Mengenai kondisi fisik lingkungan, kondisi jalan digambarkan rata-rata dalam keadaan berlubang dengan posisi berhimpit dengan rumah-rumah penduduk yang sekaligus berfungsi sebagai arena bermain anak-anak. Ketersediaan air bersih umumnya diperoleh dari sumur pompa yang digunakan bersama-sama oleh beberapa keluarga (bisa mencapai hingga delapan KK). Meski juga tersedia jaringan air bersih dari PDAM, namun belum menjangkau semua rumah penduduk. Jaringan air kotor juga masih sangat sederhana, yaitu berupa sarana pembuangan limbah yang dilakukan dengan membuat lubang di belakang rumah; sementara pembuangan air kotor yang berasal dari WC langsung dialirkan ke sungai. Jaringan listrik sudah tersedia, namun tidak semua rumah memilikinya. Hal yang menarik, kesadaran warga untuk tidak membuang sampah ke sungai cukup tinggi, salah satu sebabnya mungkin karena mereka merasakan dampak langsung tindakan membuang sampah ke sungai. Fasiltias umum seperti sarana kesehatan dan sarana peribadatan serta sarana pendidikan, tersedia dalam radius yang tidak terlalu jauh dari tempat tinggal warga; sementara untuk sarana transportasi warga umumnya memanfaatkan sepeda, sepeda motor, dan mobil pribadi; serta banyak pula yang melakukan dengan berjalan kaki karena tidak tersedia transportasi umum.

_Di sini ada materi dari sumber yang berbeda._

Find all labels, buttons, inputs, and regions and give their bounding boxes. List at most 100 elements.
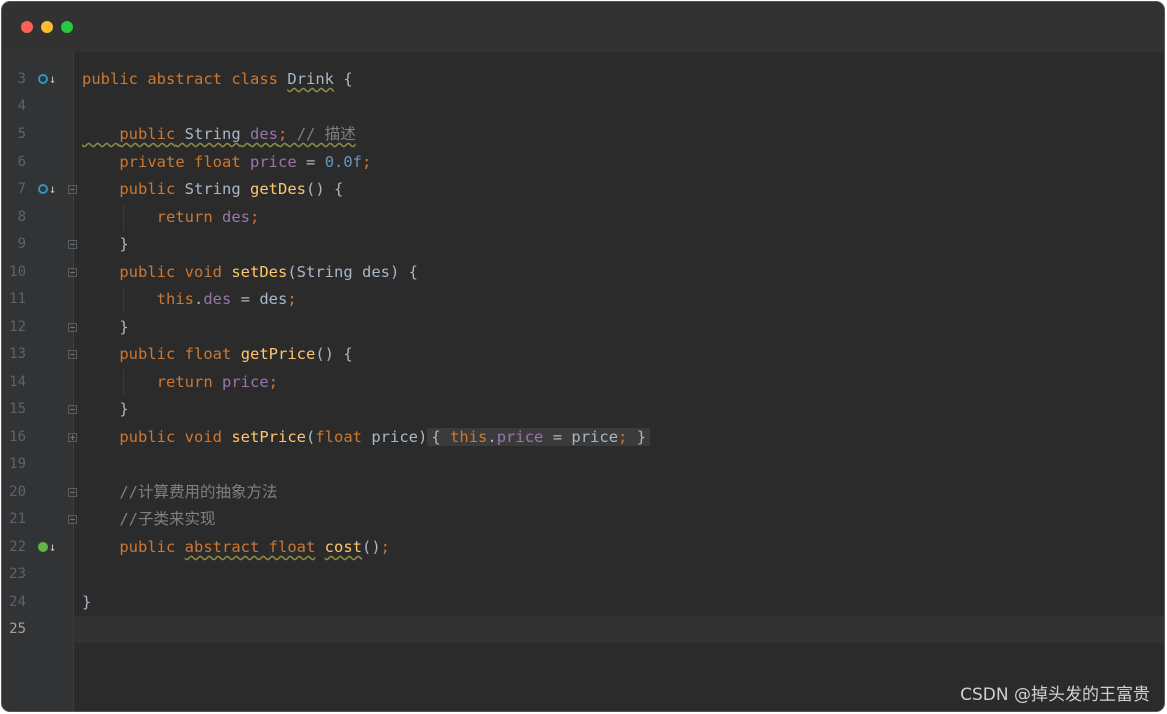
code-line-6[interactable]: private float price = 0.0f; xyxy=(82,149,371,176)
keyword: void xyxy=(184,428,222,446)
gutter-marker[interactable]: ↓ xyxy=(38,176,58,203)
code-text: = des xyxy=(231,290,288,308)
folded-region[interactable]: { this.price = price; } xyxy=(427,428,651,446)
line-number: 7 xyxy=(17,181,26,197)
keyword: public xyxy=(119,345,176,363)
fold-expand-icon[interactable] xyxy=(68,424,79,451)
code-line-10[interactable]: public void setDes(String des) { xyxy=(82,259,418,286)
fold-collapse-icon[interactable] xyxy=(68,479,79,506)
semicolon: ; xyxy=(250,208,260,226)
keyword: return xyxy=(156,373,213,391)
line-number: 15 xyxy=(9,401,26,417)
method-name: cost xyxy=(324,538,362,556)
keyword: void xyxy=(184,263,222,281)
type-name: String xyxy=(184,180,241,198)
line-number: 14 xyxy=(9,374,26,390)
keyword: public xyxy=(82,70,138,88)
code-line-14[interactable]: return price; xyxy=(82,369,278,396)
line-number: 24 xyxy=(9,594,26,610)
line-number: 11 xyxy=(9,291,26,307)
code-line-8[interactable]: return des; xyxy=(82,204,260,231)
keyword: class xyxy=(231,70,279,88)
fold-collapse-icon[interactable] xyxy=(68,506,79,533)
fold-collapse-icon[interactable] xyxy=(68,341,79,368)
code-text: ( xyxy=(306,428,316,446)
code-line-21[interactable]: //子类来实现 xyxy=(82,506,216,533)
keyword: float xyxy=(184,345,232,363)
keyword: this xyxy=(450,428,488,446)
brace: { xyxy=(334,70,353,88)
fold-collapse-icon[interactable] xyxy=(68,396,79,423)
code-line-22[interactable]: public abstract float cost(); xyxy=(82,534,390,561)
keyword: public xyxy=(119,180,176,198)
fold-collapse-icon[interactable] xyxy=(68,176,79,203)
keyword: public xyxy=(119,428,176,446)
keyword: public xyxy=(119,538,176,556)
code-line-5[interactable]: public String des; // 描述 xyxy=(82,121,356,148)
line-number: 6 xyxy=(17,154,26,170)
code-line-12[interactable]: } xyxy=(82,314,128,341)
keyword: abstract float xyxy=(184,538,316,556)
operator: = xyxy=(296,153,325,171)
ide-window: public abstract class Drink { public Str… xyxy=(1,1,1165,712)
line-number: 21 xyxy=(9,511,26,527)
line-number: 10 xyxy=(9,264,26,280)
code-text: () { xyxy=(306,180,344,198)
keyword: private xyxy=(119,153,185,171)
gutter-marker[interactable]: ↓ xyxy=(38,534,58,561)
code-area[interactable]: public abstract class Drink { public Str… xyxy=(2,2,1164,711)
dot: . xyxy=(193,290,204,308)
code-line-9[interactable]: } xyxy=(82,231,128,258)
watermark: CSDN @掉头发的王富贵 xyxy=(960,685,1150,705)
code-line-16[interactable]: public void setPrice(float price){ this.… xyxy=(82,424,651,451)
code-line-24[interactable]: } xyxy=(82,589,91,616)
arrow-down-icon: ↓ xyxy=(49,182,57,196)
code-line-7[interactable]: public String getDes() { xyxy=(82,176,343,203)
field-name: price xyxy=(496,428,544,446)
brace: } xyxy=(636,428,647,446)
code-text: () { xyxy=(315,345,353,363)
line-number: 23 xyxy=(9,566,26,582)
code-line-15[interactable]: } xyxy=(82,396,129,423)
semicolon: ; xyxy=(287,290,297,308)
arrow-down-icon: ↓ xyxy=(49,72,57,86)
semicolon: ; xyxy=(268,373,279,391)
comment: //子类来实现 xyxy=(119,510,216,528)
keyword: return xyxy=(156,208,213,226)
method-name: getPrice xyxy=(240,345,316,363)
fold-collapse-icon[interactable] xyxy=(68,231,79,258)
line-number: 4 xyxy=(17,98,26,114)
semicolon: ; xyxy=(380,538,391,556)
code-line-11[interactable]: this.des = des; xyxy=(82,286,297,313)
field-name: price xyxy=(222,373,269,391)
semicolon: ; xyxy=(278,125,288,143)
keyword: public xyxy=(119,263,176,281)
fold-collapse-icon[interactable] xyxy=(68,314,79,341)
code-line-3[interactable]: public abstract class Drink { xyxy=(82,66,353,93)
overridden-icon[interactable] xyxy=(38,183,48,194)
brace: { xyxy=(431,428,441,446)
line-number: 3 xyxy=(17,71,26,87)
arrow-down-icon: ↓ xyxy=(49,540,57,554)
semicolon: ; xyxy=(362,153,372,171)
method-name: setPrice xyxy=(231,428,306,446)
code-line-20[interactable]: //计算费用的抽象方法 xyxy=(82,479,277,506)
field-name: des xyxy=(203,290,232,308)
brace: } xyxy=(119,400,129,418)
code-text: (String des) { xyxy=(287,263,418,281)
keyword: float xyxy=(194,153,241,171)
field-name: price xyxy=(250,153,297,171)
gutter-marker[interactable]: ↓ xyxy=(38,66,58,93)
class-name: Drink xyxy=(287,70,335,88)
field-name: des xyxy=(250,125,279,143)
type-name: String xyxy=(184,125,241,143)
line-number: 13 xyxy=(9,346,26,362)
comment: // 描述 xyxy=(296,125,356,143)
overridden-icon[interactable] xyxy=(38,73,48,84)
fold-collapse-icon[interactable] xyxy=(68,259,79,286)
semicolon: ; xyxy=(618,428,628,446)
code-line-13[interactable]: public float getPrice() { xyxy=(82,341,353,368)
implemented-icon[interactable] xyxy=(38,541,48,552)
method-name: getDes xyxy=(250,180,307,198)
keyword: abstract xyxy=(147,70,222,88)
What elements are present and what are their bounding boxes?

Untuk kondisi sosial budaya, digambarkan bahwa tingkat pendidikan rata-rata warga hingga SLTP dan berorientasi terhadap kecukupan nafkah dari pada kebutuhan fisik; sementara untuk keamanan terdapat pos kamling yang juga berfungsi sebagai tempat main kartu, bersantai, dan mengobrol. Tingkat keguyuban diantara warga relatif tinggi, diantaranya karena kerapnya mereka didera berbagai permasalahan. Untuk kondisi ekonomi, mayoritas (90%) warga merupakan buruh bangunan dan industri dan sebagian besar anggota keluarga mereka yang perempuan tidak bekerja. Untuk menunjang kebutuhan ekonomi mereka lebih mengandalkan memelihara hewan ternak berupa kambing, meski dilingkungan tersebut juga ditemui beberapa industri rumah tangga seperti pembuatan roti dan plastik meski dalam kondisi belum terlalu berkembang.